Lintott’s writing style is clear and easy to understand for the popular science reader as he explains that researchers now gather data at a rate that far outstrips their ability to analyse it, hence the growing population of volunteers around the globe each making an individual contribution. Science is a journey to build knowledge and understanding and The Crowd and The Cosmos makes it clear we can all get involved in a coffee break or bus stop queue. Yes, really. You too.
With a light-handed touch, a passion that shines through, and fun footnotes that made me chuckle, Lintott’s very human story is a gentle call to action that takes the reader from a childhood star-gazing in a Devonshire garden – and a particular evening during which he very nearly discovered something incredible because of a rather rickety tripod – to the far extremities of the space.
There’s plenty to learn within these pages about the shapes of galaxies, black holes, supernovas and the possibility of intelligent extra-terrestrial life. There’s even a touch of black magic: who knew you could turn lead into gold if only you had the equipment (a particle accelerator made from a 27-kilometre ring of superconducting magnets)?
This book is, however, much wider than the universe! Interspersed with red and blue galaxies arranged into celestial ‘cities’ or out in ‘the sticks’, serendipitous luminous supernovas and dark energy, a key conundrum in astrophysics today, you’ll find twirling dancers who play tricks on the eyes and fireworks, a Victorian network of naturalists, ships’ diaries from WW1, Welsh ghost slugs and zorillas in the zooniverse.
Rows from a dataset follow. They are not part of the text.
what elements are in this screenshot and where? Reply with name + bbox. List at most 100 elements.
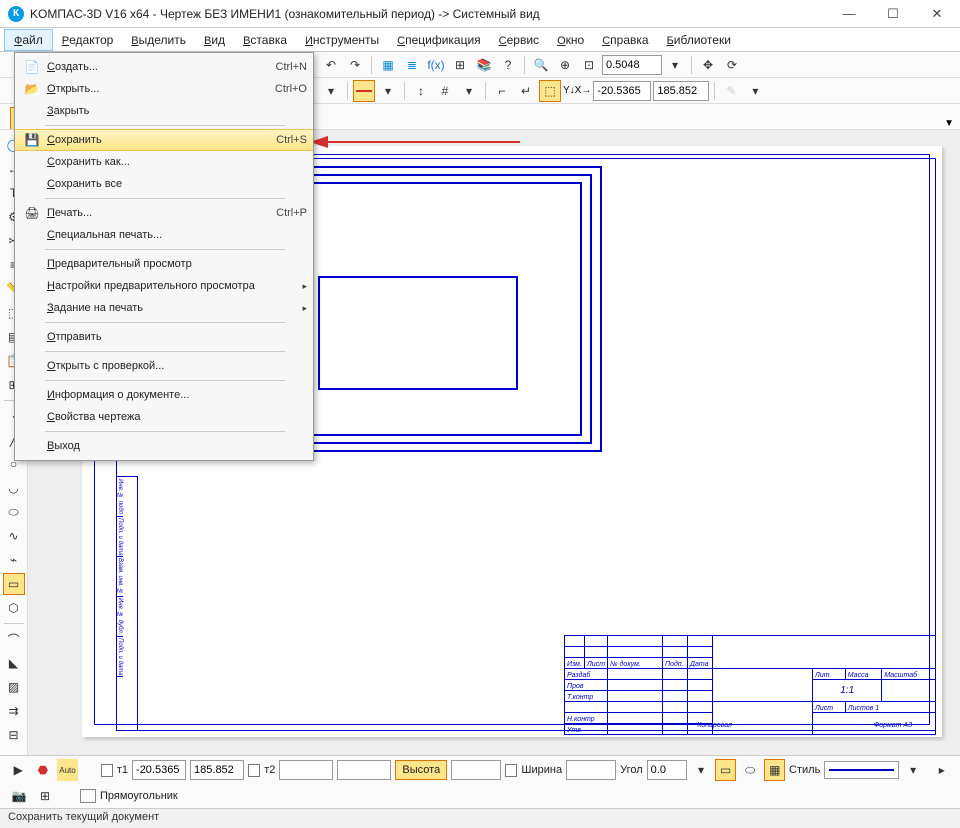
undo-icon[interactable]: ↶ <box>320 54 342 76</box>
title-block-table: Изм.Лист№ докум.Подп.Дата РаздабЛит.Масс… <box>564 635 936 735</box>
camera-icon[interactable]: 📷 <box>8 785 30 807</box>
scheme-icon[interactable]: ⊞ <box>34 785 56 807</box>
menu-item-Свойства чертежа[interactable]: Свойства чертежа <box>15 406 313 428</box>
zoom-input[interactable] <box>602 55 662 75</box>
menu-Вид[interactable]: Вид <box>195 30 234 50</box>
menu-item-Задание на печать[interactable]: Задание на печать▸ <box>15 297 313 319</box>
menu-item-Печать...[interactable]: 🖨Печать...Ctrl+P <box>15 202 313 224</box>
title-bar: К KOMПAC-3D V16 x64 - Чертеж БЕЗ ИМЕНИ1 … <box>0 0 960 28</box>
menu-item-Сохранить все[interactable]: Сохранить все <box>15 173 313 195</box>
angle-dropdown-icon[interactable]: ▾ <box>691 759 712 781</box>
refresh-icon[interactable]: ⟳ <box>721 54 743 76</box>
help-icon[interactable]: ? <box>497 54 519 76</box>
coord-icon[interactable]: ↵ <box>515 80 537 102</box>
menu-Спецификация[interactable]: Спецификация <box>388 30 490 50</box>
fx-icon[interactable]: f(x) <box>425 54 447 76</box>
height-input[interactable] <box>451 760 501 780</box>
spline-icon[interactable]: ∿ <box>3 525 25 547</box>
spec-icon[interactable]: ⊞ <box>449 54 471 76</box>
menu-item-Информация о документе...[interactable]: Информация о документе... <box>15 384 313 406</box>
t1-lock[interactable] <box>101 764 113 777</box>
round-icon[interactable]: ⬚ <box>539 80 561 102</box>
polygon-icon[interactable]: ⬡ <box>3 597 25 619</box>
pan-icon[interactable]: ✥ <box>697 54 719 76</box>
menu-item-Предварительный просмотр[interactable]: Предварительный просмотр <box>15 253 313 275</box>
apply-icon[interactable]: ▶ <box>8 759 29 781</box>
menu-Окно[interactable]: Окно <box>548 30 593 50</box>
t2-lock[interactable] <box>248 764 260 777</box>
style-dropdown-icon[interactable]: ▾ <box>903 759 924 781</box>
redo-icon[interactable]: ↷ <box>344 54 366 76</box>
width-lock[interactable] <box>505 764 517 777</box>
annotation-arrow <box>310 134 520 150</box>
menu-item-Специальная печать...[interactable]: Специальная печать... <box>15 224 313 246</box>
t1-y-input[interactable] <box>190 760 244 780</box>
hatch-option-icon[interactable]: ▦ <box>764 759 785 781</box>
paint-icon[interactable]: ✎ <box>720 80 742 102</box>
menu-Выделить[interactable]: Выделить <box>122 30 195 50</box>
zoom-dropdown-icon[interactable]: ▾ <box>664 54 686 76</box>
zoom-region-icon[interactable]: ⊡ <box>578 54 600 76</box>
copy-label: Копировал <box>697 722 732 729</box>
ortho-icon[interactable]: ⌐ <box>491 80 513 102</box>
app-logo: К <box>8 6 24 22</box>
auto-icon[interactable]: Auto <box>57 759 78 781</box>
menu-Редактор[interactable]: Редактор <box>53 30 123 50</box>
menu-item-Выход[interactable]: Выход <box>15 435 313 457</box>
rectangle-tool[interactable]: ▭ <box>3 573 25 595</box>
menu-item-Открыть...[interactable]: 📂Открыть...Ctrl+O <box>15 78 313 100</box>
menu-item-Создать...[interactable]: 📄Создать...Ctrl+N <box>15 56 313 78</box>
layer-dropdown-icon[interactable]: ▾ <box>320 80 342 102</box>
offset-icon[interactable]: ⇉ <box>3 700 25 722</box>
menu-item-Закрыть[interactable]: Закрыть <box>15 100 313 122</box>
width-input[interactable] <box>566 760 616 780</box>
t2-y-input[interactable] <box>337 760 391 780</box>
menu-Справка[interactable]: Справка <box>593 30 657 50</box>
paint-dropdown-icon[interactable]: ▾ <box>744 80 766 102</box>
manager-icon[interactable]: ▦ <box>377 54 399 76</box>
menu-Сервис[interactable]: Сервис <box>490 30 548 50</box>
t2-x-input[interactable] <box>279 760 333 780</box>
menu-Вставка[interactable]: Вставка <box>234 30 296 50</box>
minimize-button[interactable]: — <box>834 6 864 22</box>
close-button[interactable]: ✕ <box>922 6 952 22</box>
zoom-fit-icon[interactable]: 🔍 <box>530 54 552 76</box>
menu-item-Отправить[interactable]: Отправить <box>15 326 313 348</box>
stop-icon[interactable]: ⬣ <box>33 759 54 781</box>
status-bar: Сохранить текущий документ <box>0 808 960 828</box>
chamfer-icon[interactable]: ◣ <box>3 652 25 674</box>
collect-icon[interactable]: ⊟ <box>3 724 25 746</box>
file-menu-dropdown: 📄Создать...Ctrl+N📂Открыть...Ctrl+OЗакрыт… <box>14 52 314 461</box>
shape-mode-label: Прямоугольник <box>100 790 178 802</box>
fillet-icon[interactable]: ⌒ <box>3 628 25 650</box>
library-icon[interactable]: 📚 <box>473 54 495 76</box>
tab-menu-icon[interactable]: ▼ <box>944 118 954 129</box>
grid-dropdown-icon[interactable]: ▾ <box>458 80 480 102</box>
menu-item-Сохранить как...[interactable]: Сохранить как... <box>15 151 313 173</box>
menu-Инструменты[interactable]: Инструменты <box>296 30 388 50</box>
corner-none-icon[interactable]: ▭ <box>715 759 736 781</box>
arc-icon[interactable]: ◡ <box>3 477 25 499</box>
angle-input[interactable] <box>647 760 687 780</box>
maximize-button[interactable]: ☐ <box>878 6 908 22</box>
grid-icon[interactable]: # <box>434 80 456 102</box>
hatch-icon[interactable]: ▨ <box>3 676 25 698</box>
polyline-icon[interactable]: ⌁ <box>3 549 25 571</box>
t1-x-input[interactable] <box>132 760 186 780</box>
menu-Файл[interactable]: Файл <box>4 29 53 51</box>
corner-round-icon[interactable]: ⬭ <box>740 759 761 781</box>
menu-Библиотеки[interactable]: Библиотеки <box>658 30 740 50</box>
style-dropdown-icon[interactable]: ▾ <box>377 80 399 102</box>
snap-icon[interactable]: ↕ <box>410 80 432 102</box>
menu-item-Настройки предварительного просмотра[interactable]: Настройки предварительного просмотра▸ <box>15 275 313 297</box>
line-style-icon[interactable] <box>353 80 375 102</box>
menu-bar: ФайлРедакторВыделитьВидВставкаИнструмент… <box>0 28 960 52</box>
coord-x-input[interactable] <box>593 81 651 101</box>
ellipse-icon[interactable]: ⬭ <box>3 501 25 523</box>
menu-item-Сохранить[interactable]: 💾СохранитьCtrl+S <box>15 129 313 151</box>
coord-y-input[interactable] <box>653 81 709 101</box>
zoom-in-icon[interactable]: ⊕ <box>554 54 576 76</box>
menu-item-Открыть с проверкой...[interactable]: Открыть с проверкой... <box>15 355 313 377</box>
scroll-right-icon[interactable]: ▸ <box>931 759 952 781</box>
variables-icon[interactable]: ≣ <box>401 54 423 76</box>
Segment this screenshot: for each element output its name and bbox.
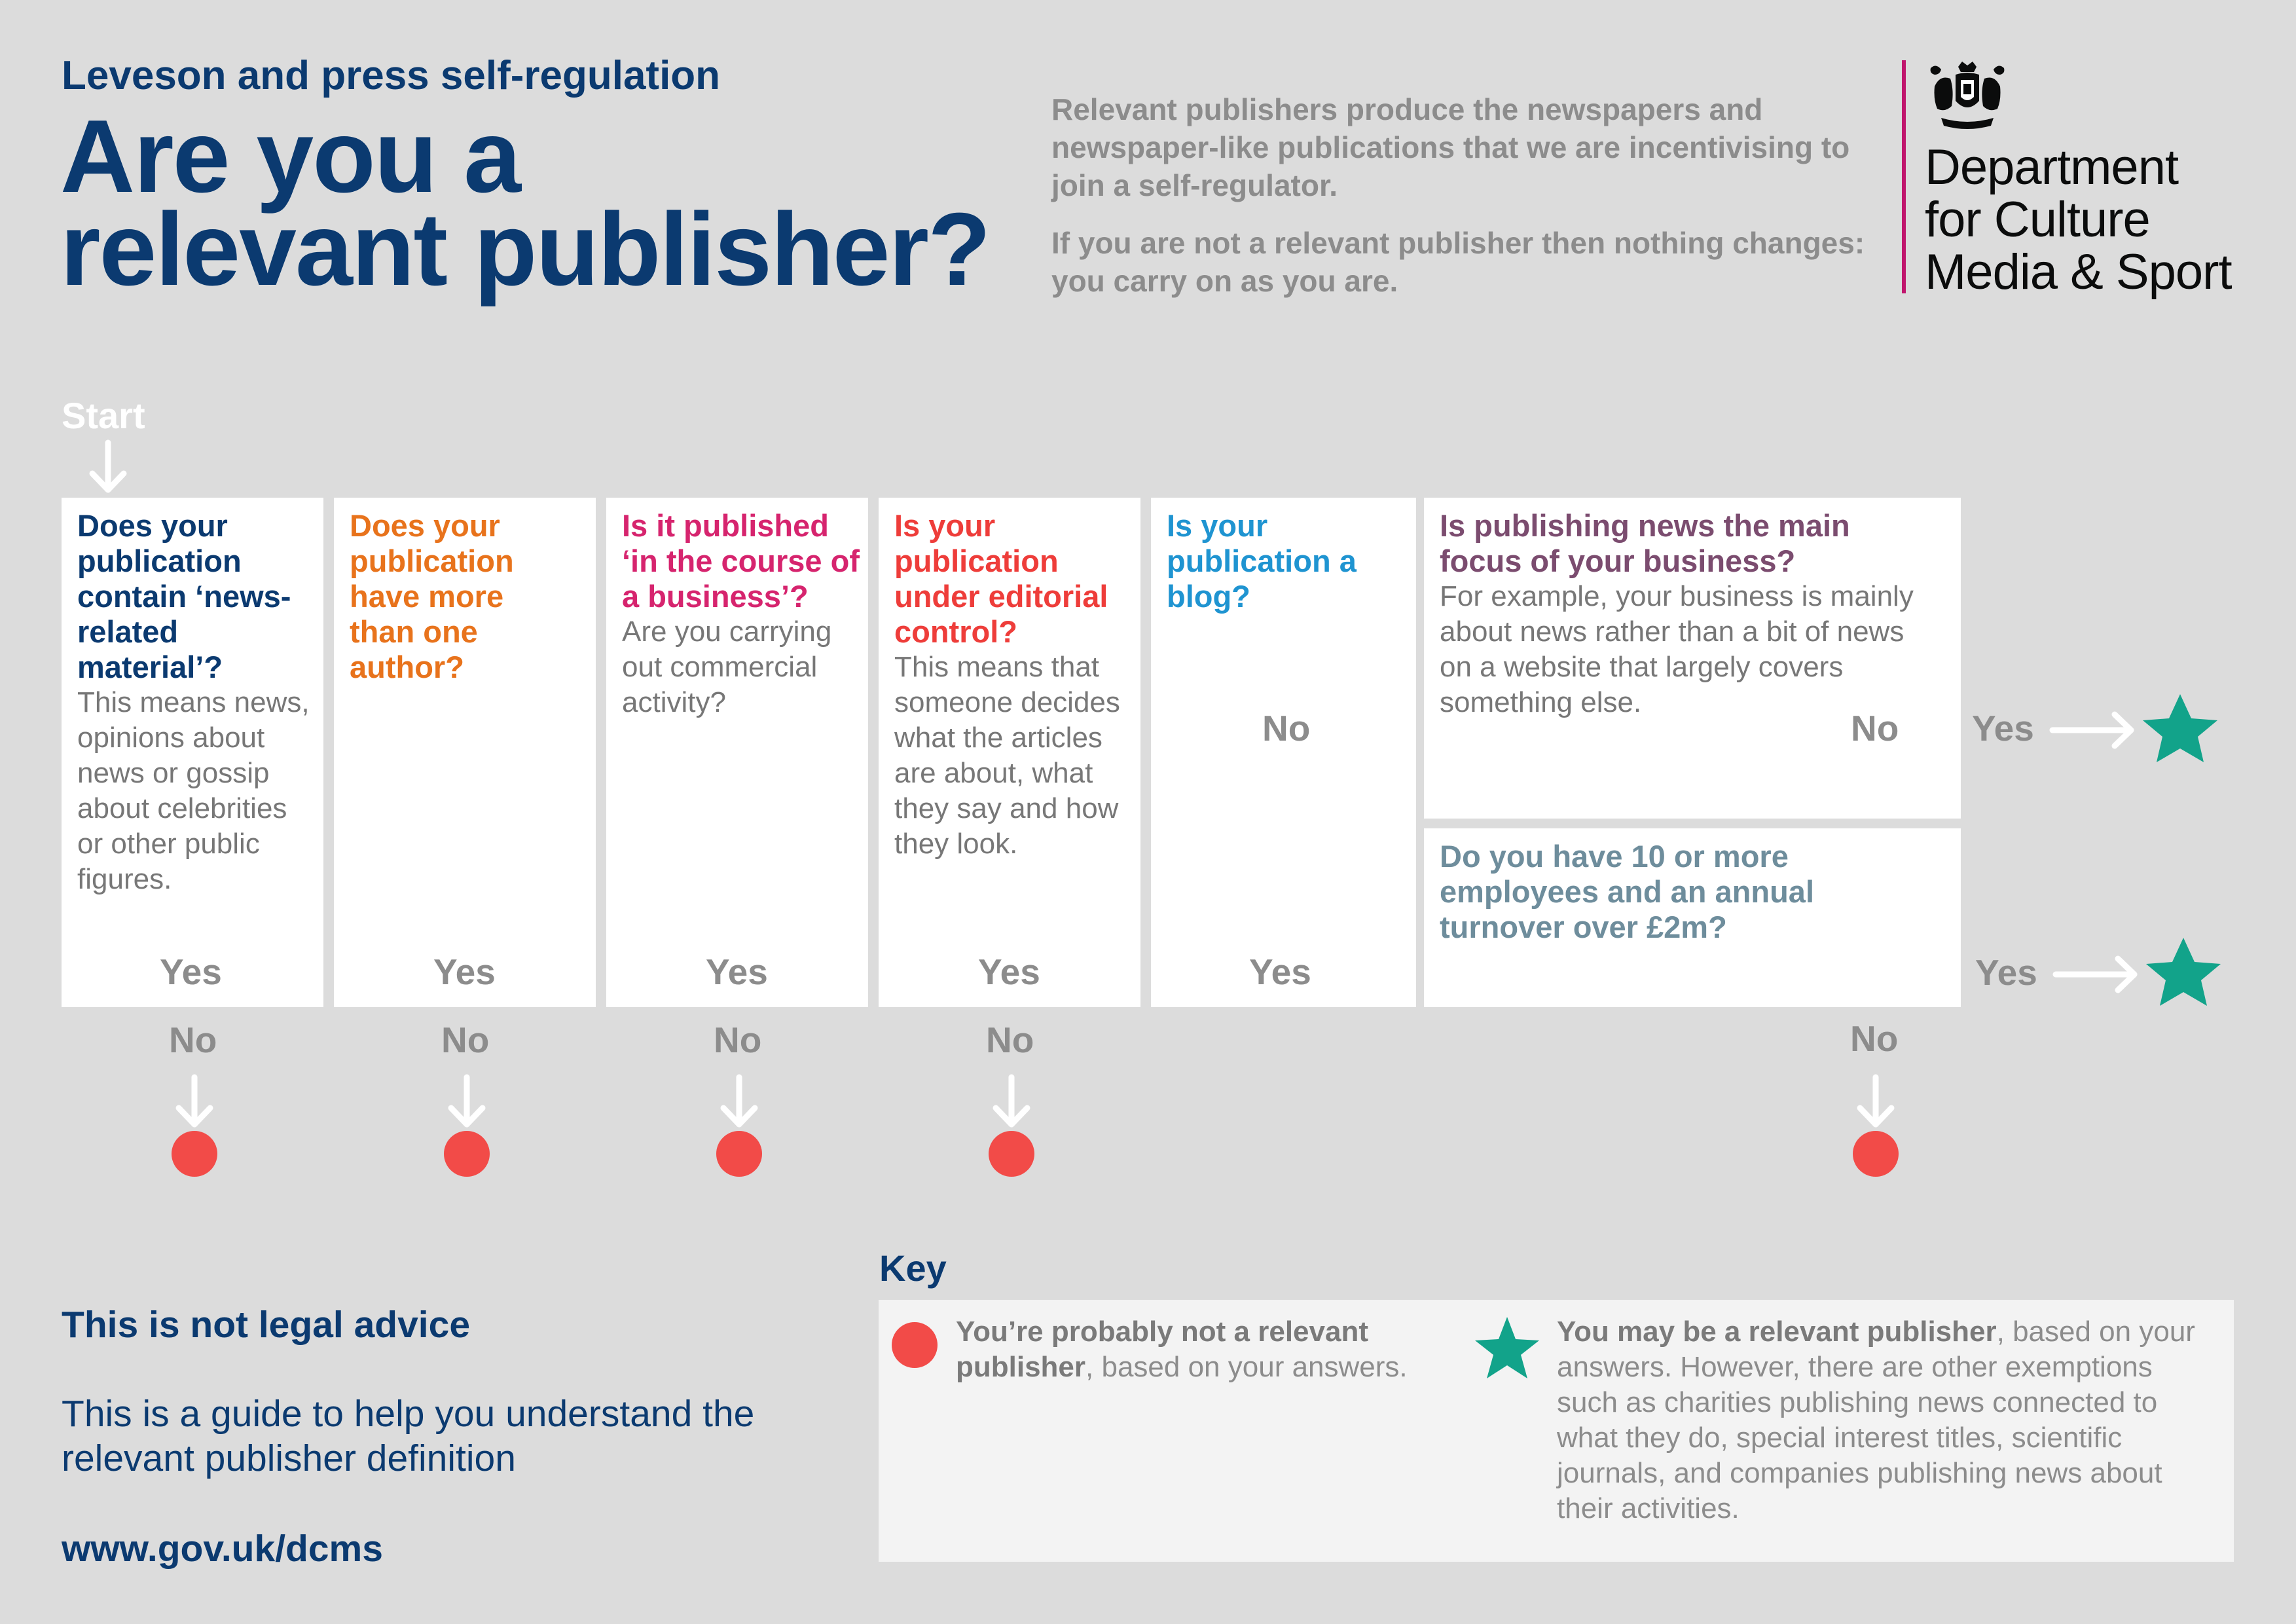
page-title: Are you a relevant publisher? bbox=[60, 99, 991, 307]
question-description: Are you carrying out commercial activity… bbox=[622, 616, 832, 718]
start-label: Start bbox=[62, 395, 145, 436]
key-not-relevant-bold: You’re probably not a relevant publisher bbox=[956, 1316, 1368, 1383]
no-arrow-icon bbox=[720, 1074, 758, 1128]
question-box-5: Is your publication a blog? No Yes bbox=[1151, 498, 1416, 1007]
no-label: No bbox=[169, 1020, 217, 1060]
legal-text: This is a guide to help you understand t… bbox=[62, 1393, 755, 1479]
no-arrow-icon bbox=[1857, 1074, 1895, 1128]
yes-label: Yes bbox=[706, 951, 768, 992]
question-description: For example, your business is mainly abo… bbox=[1440, 580, 1914, 718]
question-box-7: Do you have 10 or more employees and an … bbox=[1424, 828, 1961, 1007]
yes-arrow-icon bbox=[2052, 955, 2138, 993]
key-title: Key bbox=[879, 1247, 947, 1289]
yes-label: Yes bbox=[1249, 951, 1311, 992]
website-link[interactable]: www.gov.uk/dcms bbox=[62, 1528, 383, 1570]
no-label: No bbox=[986, 1020, 1034, 1060]
relevant-star-icon bbox=[1475, 1317, 1539, 1378]
no-label: No bbox=[1850, 1018, 1899, 1059]
no-label: No bbox=[1851, 708, 1899, 748]
question-description: This means that someone decides what the… bbox=[894, 651, 1120, 860]
no-arrow-icon bbox=[993, 1074, 1030, 1128]
not-relevant-dot-icon bbox=[172, 1131, 217, 1177]
key-relevant-rest: , based on your answers. However, there … bbox=[1557, 1316, 2195, 1524]
key-not-relevant-rest: , based on your answers. bbox=[1085, 1351, 1408, 1383]
no-arrow-icon bbox=[448, 1074, 486, 1128]
key-box: You’re probably not a relevant publisher… bbox=[879, 1300, 2234, 1562]
question-text: Does your publication contain ‘news-rela… bbox=[77, 508, 291, 684]
question-box-4: Is your publication under editorial cont… bbox=[879, 498, 1140, 1007]
question-text: Is publishing news the main focus of you… bbox=[1440, 508, 1850, 578]
not-relevant-dot-icon bbox=[1853, 1131, 1899, 1177]
logo-line-1: Department bbox=[1925, 139, 2179, 195]
logo-line-3: Media & Sport bbox=[1925, 244, 2232, 300]
not-relevant-dot-icon bbox=[716, 1131, 762, 1177]
logo-bar bbox=[1902, 60, 1906, 293]
yes-label: Yes bbox=[1972, 708, 2034, 748]
no-label: No bbox=[441, 1020, 490, 1060]
intro-paragraph-1: Relevant publishers produce the newspape… bbox=[1051, 92, 1850, 202]
yes-arrow-icon bbox=[2049, 711, 2134, 749]
question-box-1: Does your publication contain ‘news-rela… bbox=[62, 498, 323, 1007]
royal-crest-icon bbox=[1922, 60, 2013, 132]
yes-label: Yes bbox=[978, 951, 1040, 992]
not-relevant-dot-icon bbox=[444, 1131, 490, 1177]
question-box-6: Is publishing news the main focus of you… bbox=[1424, 498, 1961, 819]
yes-label: Yes bbox=[160, 951, 222, 992]
key-not-relevant-text: You’re probably not a relevant publisher… bbox=[956, 1314, 1427, 1385]
relevant-star-icon bbox=[2143, 694, 2217, 762]
key-relevant-bold: You may be a relevant publisher bbox=[1557, 1316, 1997, 1348]
not-relevant-dot-icon bbox=[989, 1131, 1034, 1177]
key-relevant-text: You may be a relevant publisher, based o… bbox=[1557, 1314, 2212, 1526]
start-arrow-icon bbox=[89, 439, 127, 493]
question-text: Do you have 10 or more employees and an … bbox=[1440, 839, 1815, 944]
intro: Relevant publishers produce the newspape… bbox=[1051, 90, 1876, 320]
question-text: Does your publication have more than one… bbox=[350, 508, 514, 684]
question-description: This means news, opinions about news or … bbox=[77, 686, 310, 895]
logo-line-2: for Culture bbox=[1925, 192, 2151, 248]
relevant-star-icon bbox=[2146, 938, 2221, 1006]
question-text: Is your publication under editorial cont… bbox=[894, 508, 1108, 649]
yes-label: Yes bbox=[433, 951, 496, 992]
yes-label: Yes bbox=[1975, 952, 2037, 993]
intro-paragraph-2: If you are not a relevant publisher then… bbox=[1051, 226, 1865, 298]
no-label: No bbox=[714, 1020, 762, 1060]
question-box-2: Does your publication have more than one… bbox=[334, 498, 596, 1007]
legal-heading: This is not legal advice bbox=[62, 1304, 471, 1346]
question-text: Is your publication a blog? bbox=[1167, 508, 1357, 614]
kicker: Leveson and press self-regulation bbox=[62, 53, 721, 98]
no-label: No bbox=[1262, 708, 1311, 748]
question-text: Is it published ‘in the course of a busi… bbox=[622, 508, 860, 614]
title-line-1: Are you a bbox=[60, 99, 521, 214]
no-arrow-icon bbox=[175, 1074, 213, 1128]
question-box-3: Is it published ‘in the course of a busi… bbox=[606, 498, 868, 1007]
not-relevant-dot-icon bbox=[892, 1322, 938, 1368]
title-line-2: relevant publisher? bbox=[60, 192, 991, 307]
department-logo-text: Department for Culture Media & Sport bbox=[1925, 141, 2232, 299]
However, what really caught my imagination is the truly inclusive nature of ‘citizen science’ , and how it is being applied to research in all fields from the secret lives of artists to the world of Shakespeare; and there’s a whole chapter on Lintott’s rich experiences with the penguins in an icy Antarctic in whose conservation the crowd have played their part. And so, while a book about the Cosmos and its gigantic numbers might seem a daunting prospect to the lay man, these pages are an absolute pleasure to crowd-surf. It’s time to take to the waves.